Les œuvres de miséricorde sont des actions charitables aidant notre prochain (Is 58, 6-7 ; He 13, 3). Il existe sept œuvres spirituelles : conseiller ceux qui sont dans le doute ; enseigner les ignorants ; avertir les pécheurs ; consoler les affligés ; pardonner les offenses ; supporter patiemment les personnes ennuyeuses ; prier Dieu pour les vivants et pour les morts. Les sept œuvres de miséricorde corporelle sont : donner à manger aux affamés ; donner à boire à ceux qui ont soif ; vêtir ceux qui sont nus ; accueillir les pèlerins ; assister les malades ; visiter les prisonniers ; ensevelir les morts (Mt 25, 31-46). L’homme, limité par nature, ne peut les exercer toutes et souvent on est plus porté vers les unes ou les autres. Seul le Christ est l’homme parfait. Des ordres religieux furent créés pour en pratiquer plus particulièrement certaines d’où les ordres enseignants (Ursulines, Dominicains, Jésuites), soignants (Augustines), s’occupant des prisonniers (les Trinitaires visitent les prisonniers et les rachetaient autrefois aux Barbaresques).

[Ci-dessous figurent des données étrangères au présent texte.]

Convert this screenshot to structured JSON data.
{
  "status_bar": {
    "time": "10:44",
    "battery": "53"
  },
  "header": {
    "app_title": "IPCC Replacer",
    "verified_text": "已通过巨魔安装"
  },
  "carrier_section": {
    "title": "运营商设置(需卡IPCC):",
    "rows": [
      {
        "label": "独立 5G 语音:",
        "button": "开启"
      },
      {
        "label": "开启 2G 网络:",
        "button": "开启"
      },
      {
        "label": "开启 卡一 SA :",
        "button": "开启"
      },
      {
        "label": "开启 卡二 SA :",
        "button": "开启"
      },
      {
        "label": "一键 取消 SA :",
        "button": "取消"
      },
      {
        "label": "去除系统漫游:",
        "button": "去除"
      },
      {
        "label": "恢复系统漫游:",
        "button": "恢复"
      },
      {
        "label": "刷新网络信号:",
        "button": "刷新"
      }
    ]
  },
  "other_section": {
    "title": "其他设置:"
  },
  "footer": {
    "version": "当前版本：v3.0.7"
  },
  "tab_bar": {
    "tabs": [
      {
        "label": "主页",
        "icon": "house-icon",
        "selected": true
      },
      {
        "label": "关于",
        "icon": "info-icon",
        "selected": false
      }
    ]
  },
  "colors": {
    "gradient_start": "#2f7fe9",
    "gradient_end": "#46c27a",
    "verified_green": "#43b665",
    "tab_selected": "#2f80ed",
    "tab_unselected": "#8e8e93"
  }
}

L’aumône (Tb 4, 5-11 ; Si 17, 22) témoigne de la charité fraternelle et plaît à Dieu (Mt 6, 2-4) : « Que celui qui a deux tuniques partage avec celui qui n’en a pas, et que celui qui a à manger fasse de même » (Lc 3, 11) ; « Donnez plutôt en aumône tout ce que vous avez, et tout sera pur pour vous » (Lc 11, 41). C’est la preuve d’une foi agissante et qui ne se paie pas de mots : « Si un frère ou une sœur sont nus, s’ils manquent de leur nourriture quotidienne, et que l’un d’entre vous leur dise : ‘Allez en paix, chauffez-vous, rassasiez-vous’, sans leur donner ce qui est nécessaire à leur corps, à quoi cela sert-il ? » (Jc 2, 15-16 ; 1 Jn 3, 17).

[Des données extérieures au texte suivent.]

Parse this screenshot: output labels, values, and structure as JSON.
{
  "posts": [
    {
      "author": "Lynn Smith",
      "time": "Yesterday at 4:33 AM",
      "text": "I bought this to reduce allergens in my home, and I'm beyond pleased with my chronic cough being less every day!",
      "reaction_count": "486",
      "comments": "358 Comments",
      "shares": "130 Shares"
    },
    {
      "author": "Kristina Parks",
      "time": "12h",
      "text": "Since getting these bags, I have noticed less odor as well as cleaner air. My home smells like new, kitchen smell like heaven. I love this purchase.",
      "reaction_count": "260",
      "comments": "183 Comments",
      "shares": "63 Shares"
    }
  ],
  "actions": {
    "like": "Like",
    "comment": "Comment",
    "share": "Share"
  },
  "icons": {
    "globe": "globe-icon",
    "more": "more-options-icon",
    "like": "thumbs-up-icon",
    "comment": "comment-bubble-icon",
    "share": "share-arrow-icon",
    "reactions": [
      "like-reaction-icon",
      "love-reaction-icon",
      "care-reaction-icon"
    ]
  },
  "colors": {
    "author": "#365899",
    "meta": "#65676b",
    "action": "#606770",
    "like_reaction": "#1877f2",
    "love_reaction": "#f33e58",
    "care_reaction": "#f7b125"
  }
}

  1. Le soulagement de la misère œuvre à notre salut

Les multiples formes de la misère humaine : dénuement matériel, oppression, infirmités physiques et psychiques, mort, manifestent la faiblesse native dans laquelle l’homme gît depuis le premier péché et donc qu’il a besoin de salut. Elle a attiré la compassion du Christ Sauveur qui a voulu la prendre sur lui et s’identifier aux ‘plus petits d’entre ses frères’. C’est pourquoi l’Église n’a cessé de travailler à les soulager, défendre et libérer par d’innombrables œuvres de bienfaisance que même le monde mauvais reconnaît et loue (S. Damien de Molokaï et ses lépreux, S. Mère Teresa de Calcutta et les missionnaires de la charité avec leurs mouroirs, et des cas moins saints mais bien actifs Abbé Pierre et les Emmaüs, Sœur Emmanuel et les chiffonniers du Caire) mais elle ne va pas sans évangélisation car la principale pauvreté est de ne pas connaître Jésus et se savoir aimé d’un Dieu qui s’est fait homme pour nous diviniser. Il faut aussi le courage de déplaire au monde lorsqu’on rappelle l’ordre moral qui mène à l’enfer quand on ose le bafouer.

Dans l’Ancien Testament, des mesures juridiques (année de rémission avec le jubilé/année sabbatique, interdiction du prêt à intérêt et de la conservation d’un gage, obligation de la dîme, paiement quotidien du journalier, droit de grappillage et de glanage) répondent à ce défi constant : « Certes les pauvres ne disparaîtront point de ce pays ; aussi je te donne ce commandement : tu dois ouvrir ta main à ton frère, à celui qui est humilié et pauvre dans ton pays » (Dt 15, 11) repris par Jésus : « Les pauvres, en effet, vous les aurez toujours avec vous : mais moi, vous ne m’aurez pas toujours » (Jn 12, 8). Nous ne devons pas nous lasser et surtout reconnaître sa présence dans les pauvres qui sont ses frères (cf. Mt 25, 40) : « Le jour où sa mère la reprit d’entretenir à la maison pauvres et infirmes, sainte Rose de Lima lui dit : ‘Quand nous servons les pauvres et les malades, nous servons Jésus. Nous ne devons pas nous lasser d’aider notre prochain, parce qu’en eux c’est Jésus que nous servons’ ». Histoire de ne pas entendre au jour du jugement : « À moi non plus vous ne l’avez pas fait » (Mt 25, 45). Surtout que traditionnellement, le salut et est assimilé au rachat de l’esclave comme avec l’indulgence plénière des peines temporelles du purgatoire ou le pardon à une dette dans le Notre-Père (dimitte nobis debita nostra, sicut et nos dimittimus debitoribus nostris). Et c’est à la mesure dont nous pardonnons que nous le serons nous-mêmes.